The efforts could still prove a boon to Modi, by improving the nation's overall economic record as he races to create jobs before a re-election contest due in 2019. A Pew survey published last week showed that concern about unemployment has risen to levels seen before Modi swept to power in 2014, though he's still the most favored leader in India.

"State governments are likely to invest in smaller projects with greater focus that also have smaller gestational lags and fewer chances of getting stalled," said Jay Shankar, chief economist at Religare Capital Markets Ltd. in New Delhi, who's studied the trend. "Although we have not yet been able to draw conclusions on its implications for job creation, it is intuitive to assume that such smaller projects of the states would be more labor intensive leading to, among other things, greater spending multipliers vis-à-vis that of the center."

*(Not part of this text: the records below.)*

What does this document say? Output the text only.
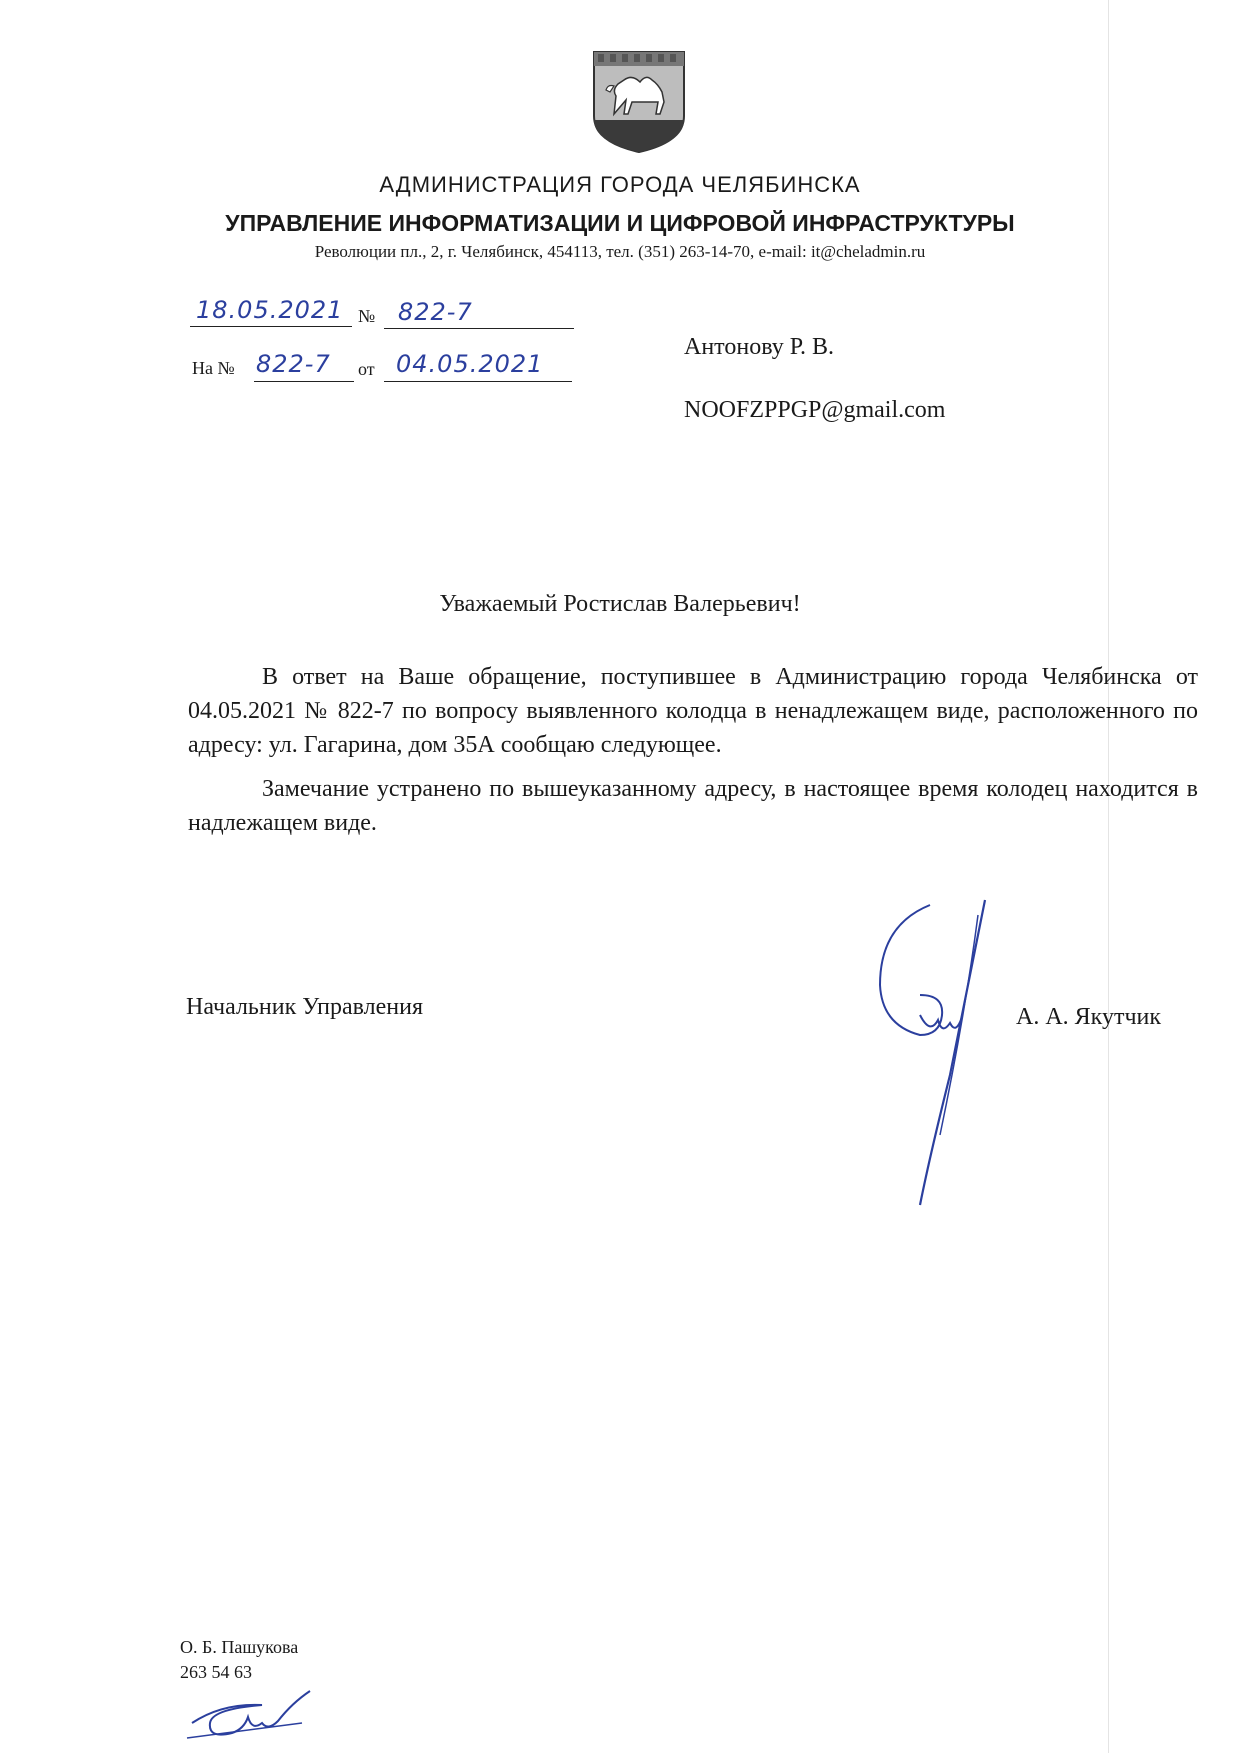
АДМИНИСТРАЦИЯ ГОРОДА ЧЕЛЯБИНСКА
УПРАВЛЕНИЕ ИНФОРМАТИЗАЦИИ И ЦИФРОВОЙ ИНФРАСТРУКТУРЫ
Революции пл., 2, г. Челябинск, 454113, тел. (351) 263-14-70, e-mail: it@cheladmin.ru
18.05.2021 № 822-7
На № 822-7 от 04.05.2021
Антонову Р. В.
NOOFZPPGP@gmail.com
Уважаемый Ростислав Валерьевич!

В ответ на Ваше обращение, поступившее в Администрацию города Челябинска от 04.05.2021 № 822-7 по вопросу выявленного колодца в ненадлежащем виде, расположенного по адресу: ул. Гагарина, дом 35А сообщаю следующее.

Замечание устранено по вышеуказанному адресу, в настоящее время колодец находится в надлежащем виде.

Начальник Управления	А. А. Якутчик
О. Б. Пашукова
263 54 63
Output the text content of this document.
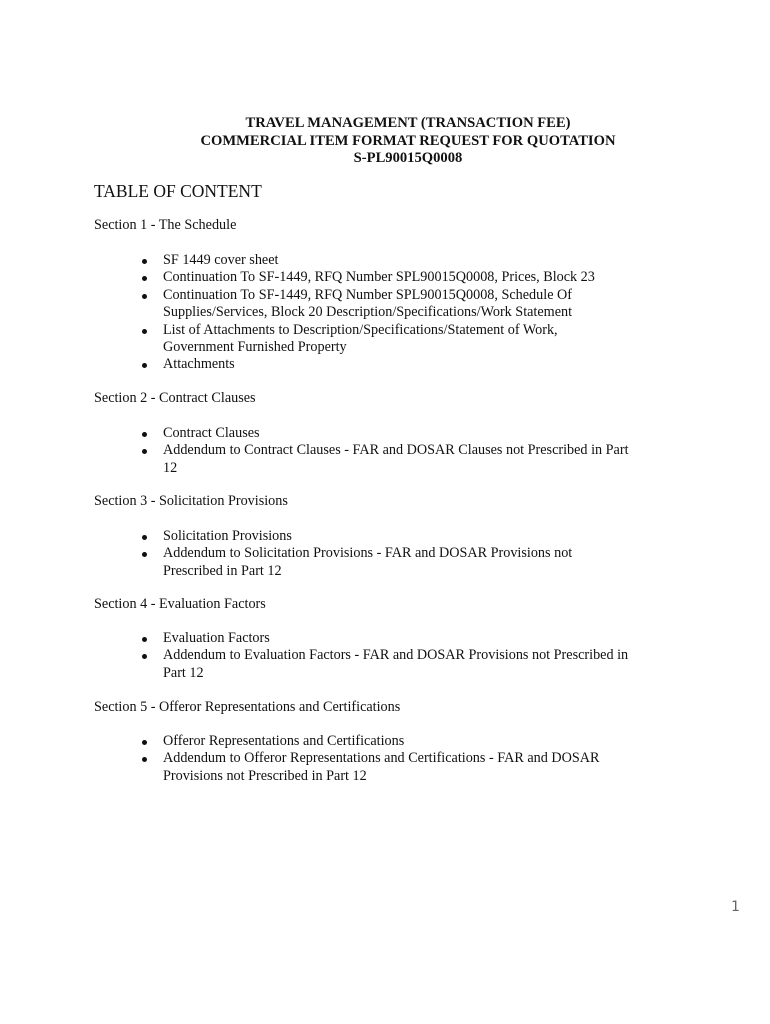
TRAVEL MANAGEMENT (TRANSACTION FEE)
COMMERCIAL ITEM FORMAT REQUEST FOR QUOTATION
S-PL90015Q0008
TABLE OF CONTENT
Section 1 - The Schedule
SF 1449 cover sheet
Continuation To SF-1449, RFQ Number SPL90015Q0008, Prices, Block 23
Continuation To SF-1449, RFQ Number SPL90015Q0008, Schedule Of
Supplies/Services, Block 20 Description/Specifications/Work Statement
List of Attachments to Description/Specifications/Statement of Work,
Government Furnished Property
Attachments
Section 2 - Contract Clauses
Contract Clauses
Addendum to Contract Clauses - FAR and DOSAR Clauses not Prescribed in Part
12
Section 3 - Solicitation Provisions
Solicitation Provisions
Addendum to Solicitation Provisions - FAR and DOSAR Provisions not
Prescribed in Part 12
Section 4 - Evaluation Factors
Evaluation Factors
Addendum to Evaluation Factors - FAR and DOSAR Provisions not Prescribed in
Part 12
Section 5 - Offeror Representations and Certifications
Offeror Representations and Certifications
Addendum to Offeror Representations and Certifications - FAR and DOSAR
Provisions not Prescribed in Part 12
1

Modi enhanced the states' ability to spend when he decided last year to share a record amount of federal tax revenue with state governments. His administration this month also eased guidelines on how states can use the cash, offering them more freedom to meet local needs.

The state of Maharashtra, home to India's financial capital Mumbai, sold 10-year notes at a cut-off yield of 7.16 percent at an auction Tuesday, 21 basis points lower than what it paid for the same tenure a fortnight earlier. Borrowing costs for Haryana, Uttar Pradesh and Madhya Pradesh declined by 17 to 22 basis points, compared with a six basis point drop in the benchmark sovereign 10-year yield in the period.

Indian states planned to raise as much as 750 billion rupees ($11.3 billion) in the quarter ending Sept. 30, according to an indicative calendar on the central bank's website. That compares with an estimated as much as 600 billion rupees for the three months ended June.

Limited Role

However, the state and federal governments can only play a limited role as about 84 percent of India's total capital expenditure comes from households and corporates. Indebted companies keep private investment weak and gross fixed capital formation -- creation of productive assets such as new factories -- shrank 3.1 percent in April-June.

"The pace of a sustained economic recovery is likely to be slow, despite the push coming from consumption demand," Anuradha Basumatari, associate director at India Ratings & Research Pvt. in Mumbai, wrote in a report this month.

Growth in the construction sector, a key creator of jobs, slowed to 1.5 percent in April-June from 5.6 percent a year earlier. Output from agriculture, which directly employs almost half of the nation's workforce, slowed to 1.8 percent from 2.6 percent.

Nomura Holdings Inc. predicts overall GDP will increase only slightly to 7.3 percent in the year through March 2017 from 7.2 percent in the previous 12 months. It forecasts a pick up to 7.7 percent the following fiscal year as public capital expenditure will gain traction.

Though private capital expenditure pledged for the current fiscal year is less than half that estimated for the previous year, revival of stalled projects and the government's steps to make it easier to do business give "reasons to be optimistic," the Reserve Bank of India said in a separate study published this month.

The pay increase for state employees may kickstart demand and a good monsoon after two back-to-back droughts will also boost farm output and incomes, the report stated. "These factors may help in turning around the investment outlook in the near future."